User @mangmangmangmonster linked the scandal ironically to the relaxation of population controls to a "two-child" policy.

"No wonder they want to let everyone have a second kid; they've poisoned all the first-born children," the user wrote. Another, @Dear_ZJy-, added: "It's chilling to think that a country can't even guarantee the safety of its children, who are poisoned with formula milk and vaccines, and who have to worry about being stolen by traffickers."

At least 300,000 babies and infants were made ill by infant formula milk laced with the industrial chemical melamine, which saw a total of 21 people convicted for their roles in the 2008 scandal, since when reports of melamine-laced products continued to emerge.

User @maomaoshanshangdedawang appeared to agree, commenting: "And they still want us to have kids for this country?"

Other comments called for better accountability.

"All I want to say is that they should be accountable to these children, and not let them lose faith in their own country," user @xuanbaobei1 wrote.

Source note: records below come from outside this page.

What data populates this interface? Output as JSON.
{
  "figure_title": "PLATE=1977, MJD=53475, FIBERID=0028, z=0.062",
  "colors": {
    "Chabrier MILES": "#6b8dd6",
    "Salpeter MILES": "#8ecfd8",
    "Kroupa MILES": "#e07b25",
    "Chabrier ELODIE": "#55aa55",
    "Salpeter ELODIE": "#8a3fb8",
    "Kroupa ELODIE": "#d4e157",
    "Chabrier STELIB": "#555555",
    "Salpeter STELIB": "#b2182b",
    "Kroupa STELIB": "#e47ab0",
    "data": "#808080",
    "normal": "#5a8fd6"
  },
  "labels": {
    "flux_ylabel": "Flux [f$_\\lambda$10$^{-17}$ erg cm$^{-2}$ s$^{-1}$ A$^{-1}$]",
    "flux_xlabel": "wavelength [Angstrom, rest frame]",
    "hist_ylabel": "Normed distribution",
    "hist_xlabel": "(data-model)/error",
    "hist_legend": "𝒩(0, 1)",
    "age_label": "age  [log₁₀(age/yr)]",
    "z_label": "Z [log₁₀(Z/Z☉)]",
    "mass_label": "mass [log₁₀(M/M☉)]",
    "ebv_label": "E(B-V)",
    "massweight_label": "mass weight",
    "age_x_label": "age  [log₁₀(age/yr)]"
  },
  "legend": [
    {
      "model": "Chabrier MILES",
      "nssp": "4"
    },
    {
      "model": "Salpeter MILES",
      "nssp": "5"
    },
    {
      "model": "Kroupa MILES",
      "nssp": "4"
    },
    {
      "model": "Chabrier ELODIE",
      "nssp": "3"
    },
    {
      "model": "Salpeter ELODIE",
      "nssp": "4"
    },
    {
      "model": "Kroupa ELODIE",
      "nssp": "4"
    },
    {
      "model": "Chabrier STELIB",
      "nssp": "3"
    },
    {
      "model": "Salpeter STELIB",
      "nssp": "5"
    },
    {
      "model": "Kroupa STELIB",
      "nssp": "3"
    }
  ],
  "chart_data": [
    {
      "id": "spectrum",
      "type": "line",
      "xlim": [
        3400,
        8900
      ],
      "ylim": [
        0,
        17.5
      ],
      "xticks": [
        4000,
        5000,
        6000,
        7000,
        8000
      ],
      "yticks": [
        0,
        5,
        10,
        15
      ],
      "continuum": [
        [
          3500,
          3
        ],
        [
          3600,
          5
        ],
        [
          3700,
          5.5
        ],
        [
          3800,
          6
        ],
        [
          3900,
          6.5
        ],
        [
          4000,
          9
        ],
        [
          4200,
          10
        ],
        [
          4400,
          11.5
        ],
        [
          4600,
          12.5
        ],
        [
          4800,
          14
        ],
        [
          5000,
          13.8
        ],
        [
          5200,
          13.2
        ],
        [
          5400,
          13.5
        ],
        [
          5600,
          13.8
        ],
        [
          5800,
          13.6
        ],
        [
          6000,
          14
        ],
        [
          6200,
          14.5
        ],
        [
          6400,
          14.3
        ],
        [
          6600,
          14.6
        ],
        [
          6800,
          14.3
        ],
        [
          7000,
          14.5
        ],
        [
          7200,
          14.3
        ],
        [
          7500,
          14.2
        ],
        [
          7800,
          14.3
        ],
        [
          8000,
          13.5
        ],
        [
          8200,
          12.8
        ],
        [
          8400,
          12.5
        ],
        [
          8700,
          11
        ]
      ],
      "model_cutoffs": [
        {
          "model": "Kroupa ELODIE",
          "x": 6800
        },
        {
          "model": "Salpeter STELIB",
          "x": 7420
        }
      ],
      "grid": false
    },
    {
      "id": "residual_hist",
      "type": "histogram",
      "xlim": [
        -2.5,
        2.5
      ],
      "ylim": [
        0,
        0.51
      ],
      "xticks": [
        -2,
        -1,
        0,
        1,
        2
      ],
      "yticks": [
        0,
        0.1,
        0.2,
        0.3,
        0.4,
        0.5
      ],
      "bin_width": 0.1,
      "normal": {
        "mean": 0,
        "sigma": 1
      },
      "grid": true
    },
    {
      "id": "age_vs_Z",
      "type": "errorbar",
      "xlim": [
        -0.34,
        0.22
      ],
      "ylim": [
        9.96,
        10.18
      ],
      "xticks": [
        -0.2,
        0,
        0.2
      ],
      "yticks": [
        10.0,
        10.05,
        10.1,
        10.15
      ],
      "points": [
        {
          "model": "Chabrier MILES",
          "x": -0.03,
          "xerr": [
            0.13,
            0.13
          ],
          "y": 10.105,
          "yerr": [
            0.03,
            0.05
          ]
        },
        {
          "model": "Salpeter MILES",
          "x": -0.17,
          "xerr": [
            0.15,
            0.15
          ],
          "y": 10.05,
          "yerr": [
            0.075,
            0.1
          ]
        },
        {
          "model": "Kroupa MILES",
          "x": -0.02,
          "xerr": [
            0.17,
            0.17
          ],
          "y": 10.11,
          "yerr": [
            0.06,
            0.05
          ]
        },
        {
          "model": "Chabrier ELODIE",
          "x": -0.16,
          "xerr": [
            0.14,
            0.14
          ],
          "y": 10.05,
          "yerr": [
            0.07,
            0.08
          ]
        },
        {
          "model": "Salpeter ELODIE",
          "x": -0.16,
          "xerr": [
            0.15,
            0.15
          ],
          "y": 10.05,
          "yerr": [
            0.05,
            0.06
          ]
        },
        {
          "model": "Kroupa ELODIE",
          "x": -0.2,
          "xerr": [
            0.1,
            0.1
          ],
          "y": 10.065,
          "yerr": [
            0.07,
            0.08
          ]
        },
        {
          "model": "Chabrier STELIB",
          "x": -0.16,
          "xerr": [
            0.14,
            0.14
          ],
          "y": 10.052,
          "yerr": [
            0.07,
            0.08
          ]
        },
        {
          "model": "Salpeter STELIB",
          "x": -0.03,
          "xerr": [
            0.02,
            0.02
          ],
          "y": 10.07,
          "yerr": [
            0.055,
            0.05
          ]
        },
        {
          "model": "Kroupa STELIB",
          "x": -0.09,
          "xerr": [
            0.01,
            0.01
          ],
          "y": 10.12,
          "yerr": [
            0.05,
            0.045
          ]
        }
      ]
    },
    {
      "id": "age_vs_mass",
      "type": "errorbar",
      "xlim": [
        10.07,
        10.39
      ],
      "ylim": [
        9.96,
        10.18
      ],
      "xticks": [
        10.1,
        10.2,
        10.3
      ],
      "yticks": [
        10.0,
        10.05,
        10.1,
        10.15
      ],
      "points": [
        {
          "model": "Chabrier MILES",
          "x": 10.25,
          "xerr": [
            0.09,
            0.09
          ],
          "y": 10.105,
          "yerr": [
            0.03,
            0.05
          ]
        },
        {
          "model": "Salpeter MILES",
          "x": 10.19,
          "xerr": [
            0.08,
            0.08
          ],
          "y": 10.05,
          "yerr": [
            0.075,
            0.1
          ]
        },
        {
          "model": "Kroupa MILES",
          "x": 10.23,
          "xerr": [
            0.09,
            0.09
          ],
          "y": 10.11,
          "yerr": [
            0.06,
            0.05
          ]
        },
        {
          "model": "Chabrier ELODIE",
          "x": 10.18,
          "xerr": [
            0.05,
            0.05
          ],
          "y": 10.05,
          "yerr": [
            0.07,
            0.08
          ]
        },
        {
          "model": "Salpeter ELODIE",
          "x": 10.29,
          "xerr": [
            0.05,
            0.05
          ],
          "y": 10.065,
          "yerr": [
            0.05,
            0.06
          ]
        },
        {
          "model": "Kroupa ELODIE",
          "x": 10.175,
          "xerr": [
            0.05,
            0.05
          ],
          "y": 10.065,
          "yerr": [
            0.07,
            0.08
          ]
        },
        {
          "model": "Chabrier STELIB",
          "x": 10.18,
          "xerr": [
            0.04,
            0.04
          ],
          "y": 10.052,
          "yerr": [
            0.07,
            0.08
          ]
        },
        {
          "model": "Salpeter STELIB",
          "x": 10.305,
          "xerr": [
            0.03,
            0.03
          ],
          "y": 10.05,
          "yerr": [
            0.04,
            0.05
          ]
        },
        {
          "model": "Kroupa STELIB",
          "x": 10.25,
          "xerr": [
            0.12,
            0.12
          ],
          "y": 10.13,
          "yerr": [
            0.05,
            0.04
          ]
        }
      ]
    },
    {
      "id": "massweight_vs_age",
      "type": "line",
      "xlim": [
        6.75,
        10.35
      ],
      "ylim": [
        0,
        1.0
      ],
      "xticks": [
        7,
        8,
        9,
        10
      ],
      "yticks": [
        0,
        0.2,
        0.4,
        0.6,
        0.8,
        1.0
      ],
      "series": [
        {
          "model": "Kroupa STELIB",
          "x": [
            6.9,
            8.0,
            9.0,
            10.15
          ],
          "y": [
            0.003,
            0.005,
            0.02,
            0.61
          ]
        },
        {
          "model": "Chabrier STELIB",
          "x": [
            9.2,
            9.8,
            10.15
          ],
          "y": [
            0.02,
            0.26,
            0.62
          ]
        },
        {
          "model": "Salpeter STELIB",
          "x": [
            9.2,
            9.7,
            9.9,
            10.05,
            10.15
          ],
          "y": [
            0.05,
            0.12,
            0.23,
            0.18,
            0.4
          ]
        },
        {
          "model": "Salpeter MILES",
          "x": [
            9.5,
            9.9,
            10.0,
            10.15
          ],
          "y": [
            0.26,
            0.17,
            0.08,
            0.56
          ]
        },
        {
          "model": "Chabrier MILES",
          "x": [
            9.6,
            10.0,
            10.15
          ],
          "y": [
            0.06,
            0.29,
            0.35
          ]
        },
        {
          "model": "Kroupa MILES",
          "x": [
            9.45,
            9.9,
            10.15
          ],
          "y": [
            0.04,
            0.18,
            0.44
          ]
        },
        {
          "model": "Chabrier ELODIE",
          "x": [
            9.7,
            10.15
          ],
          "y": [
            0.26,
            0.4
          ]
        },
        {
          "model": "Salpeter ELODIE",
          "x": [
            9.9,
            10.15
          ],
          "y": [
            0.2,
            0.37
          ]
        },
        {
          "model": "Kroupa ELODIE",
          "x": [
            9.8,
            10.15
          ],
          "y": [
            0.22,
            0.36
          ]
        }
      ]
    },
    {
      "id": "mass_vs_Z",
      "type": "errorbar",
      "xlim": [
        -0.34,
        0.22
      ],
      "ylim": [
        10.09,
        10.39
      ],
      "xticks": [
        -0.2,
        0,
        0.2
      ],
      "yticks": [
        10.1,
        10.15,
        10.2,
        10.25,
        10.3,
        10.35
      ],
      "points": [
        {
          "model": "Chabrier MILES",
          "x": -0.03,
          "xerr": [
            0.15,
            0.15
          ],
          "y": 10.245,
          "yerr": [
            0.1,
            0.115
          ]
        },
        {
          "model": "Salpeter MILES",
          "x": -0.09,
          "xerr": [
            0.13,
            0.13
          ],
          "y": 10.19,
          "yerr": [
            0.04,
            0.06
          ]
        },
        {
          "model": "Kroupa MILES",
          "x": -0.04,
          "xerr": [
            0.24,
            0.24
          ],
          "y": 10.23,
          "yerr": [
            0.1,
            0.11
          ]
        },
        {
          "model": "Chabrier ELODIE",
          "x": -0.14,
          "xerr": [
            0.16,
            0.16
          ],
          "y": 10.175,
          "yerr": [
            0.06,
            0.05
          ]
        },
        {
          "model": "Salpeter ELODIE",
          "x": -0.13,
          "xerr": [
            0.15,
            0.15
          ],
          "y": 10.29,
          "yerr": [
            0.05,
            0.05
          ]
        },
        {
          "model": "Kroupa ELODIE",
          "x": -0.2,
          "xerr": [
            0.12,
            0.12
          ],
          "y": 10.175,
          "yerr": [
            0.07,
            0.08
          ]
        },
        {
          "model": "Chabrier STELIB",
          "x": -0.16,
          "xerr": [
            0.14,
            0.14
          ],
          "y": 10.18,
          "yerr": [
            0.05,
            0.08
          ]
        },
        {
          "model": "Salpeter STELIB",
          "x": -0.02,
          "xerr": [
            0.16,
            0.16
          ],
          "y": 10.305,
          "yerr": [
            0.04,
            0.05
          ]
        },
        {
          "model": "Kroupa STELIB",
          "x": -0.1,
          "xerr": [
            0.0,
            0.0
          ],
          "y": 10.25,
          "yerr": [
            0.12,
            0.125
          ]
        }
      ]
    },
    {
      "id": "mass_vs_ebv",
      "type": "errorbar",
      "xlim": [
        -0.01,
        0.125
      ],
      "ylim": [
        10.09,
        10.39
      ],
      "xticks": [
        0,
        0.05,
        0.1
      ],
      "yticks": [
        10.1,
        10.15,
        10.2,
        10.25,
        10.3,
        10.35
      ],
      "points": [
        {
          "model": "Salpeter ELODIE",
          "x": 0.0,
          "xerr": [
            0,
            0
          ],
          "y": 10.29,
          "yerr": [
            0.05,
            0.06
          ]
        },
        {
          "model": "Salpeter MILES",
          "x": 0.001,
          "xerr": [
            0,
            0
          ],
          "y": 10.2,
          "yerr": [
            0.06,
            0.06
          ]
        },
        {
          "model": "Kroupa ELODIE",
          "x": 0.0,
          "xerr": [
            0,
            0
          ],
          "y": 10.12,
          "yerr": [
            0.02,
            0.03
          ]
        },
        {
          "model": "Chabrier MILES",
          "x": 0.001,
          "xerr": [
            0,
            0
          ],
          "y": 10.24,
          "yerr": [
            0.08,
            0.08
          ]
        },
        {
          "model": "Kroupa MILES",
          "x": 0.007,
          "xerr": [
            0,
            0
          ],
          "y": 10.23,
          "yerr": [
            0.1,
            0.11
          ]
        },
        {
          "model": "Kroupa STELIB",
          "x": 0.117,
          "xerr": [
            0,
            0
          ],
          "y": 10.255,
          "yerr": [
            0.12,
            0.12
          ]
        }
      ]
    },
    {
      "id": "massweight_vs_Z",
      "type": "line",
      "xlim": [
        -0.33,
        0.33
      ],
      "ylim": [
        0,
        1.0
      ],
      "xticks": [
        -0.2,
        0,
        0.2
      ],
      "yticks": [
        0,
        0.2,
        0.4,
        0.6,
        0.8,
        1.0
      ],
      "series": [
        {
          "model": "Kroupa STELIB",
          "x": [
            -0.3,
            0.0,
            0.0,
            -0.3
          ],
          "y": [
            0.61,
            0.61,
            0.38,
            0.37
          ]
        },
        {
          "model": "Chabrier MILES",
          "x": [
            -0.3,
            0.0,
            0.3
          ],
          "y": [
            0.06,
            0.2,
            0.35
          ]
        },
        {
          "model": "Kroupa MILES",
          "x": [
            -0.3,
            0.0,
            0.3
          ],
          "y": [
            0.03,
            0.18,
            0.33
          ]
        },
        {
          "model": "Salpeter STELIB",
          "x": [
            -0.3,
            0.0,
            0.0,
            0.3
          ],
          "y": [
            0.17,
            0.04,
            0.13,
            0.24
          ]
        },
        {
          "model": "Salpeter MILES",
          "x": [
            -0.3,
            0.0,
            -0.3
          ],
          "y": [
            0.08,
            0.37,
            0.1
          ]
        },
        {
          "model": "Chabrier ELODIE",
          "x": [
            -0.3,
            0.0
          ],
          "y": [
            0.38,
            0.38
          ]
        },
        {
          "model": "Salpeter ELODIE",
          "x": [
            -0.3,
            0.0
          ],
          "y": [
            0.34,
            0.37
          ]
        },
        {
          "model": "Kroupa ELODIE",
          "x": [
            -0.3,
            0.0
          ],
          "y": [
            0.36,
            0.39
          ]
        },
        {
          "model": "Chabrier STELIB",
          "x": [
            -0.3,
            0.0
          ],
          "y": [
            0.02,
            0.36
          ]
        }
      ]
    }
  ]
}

And a user from cell phone number 2215977033 wrote: "So much for public trust, haha."

Tip of the iceberg?

Henan-based Yang Fan, whose child was affected by a substandard vaccine, said the Heyuan boy's death is likely the tip of the iceberg.

"There have been a great number of reports of adverse reactions to vaccines all around the country, but we only hear about a few of them," Yang said.

"We are in a very frightening situation right now in which nobody dares to get their kid vaccinated."

Guangdong parent Cai Shibin, whose child was also affected by a vaccine, agreed.

"There have been so many problems with vaccines, but they've all been swept under the rug," Cai told RFA on Tuesday. "We really need freedom of information for these problems to come to light."

Rights activist Yang Zhanqing, who has taken a long-running interest in families hit by vaccine safety issues, said there should be a more robust process in place to ensure quality.

"There should be a process in place to determine adverse reactions or quality problems, and the authorities should call in experts to investigate," Yang Zhanqing said.

Vaccine activist Yu Tong'an said parents are currently planning to mobilize in response to the renewed scandal.

"We are planning to hold a demonstration in Beijing on April 14," Yu said.

Meanwhile, police in Shandong have detained a 47-year-old former doctor for allegedly selling substandard hepatitis B, rabies, mumps and Japanese encephalitis vaccines to nationwide distributors.

The woman surnamed Pang detained last week had allegedly sold about two million doses of suspect vaccines, state media reported.

Reported by Wen Yuqing for RFA's Cantonese Service, and by Xin Lin for the Mandarin Service. Translated and written in English by Luisetta Mudie.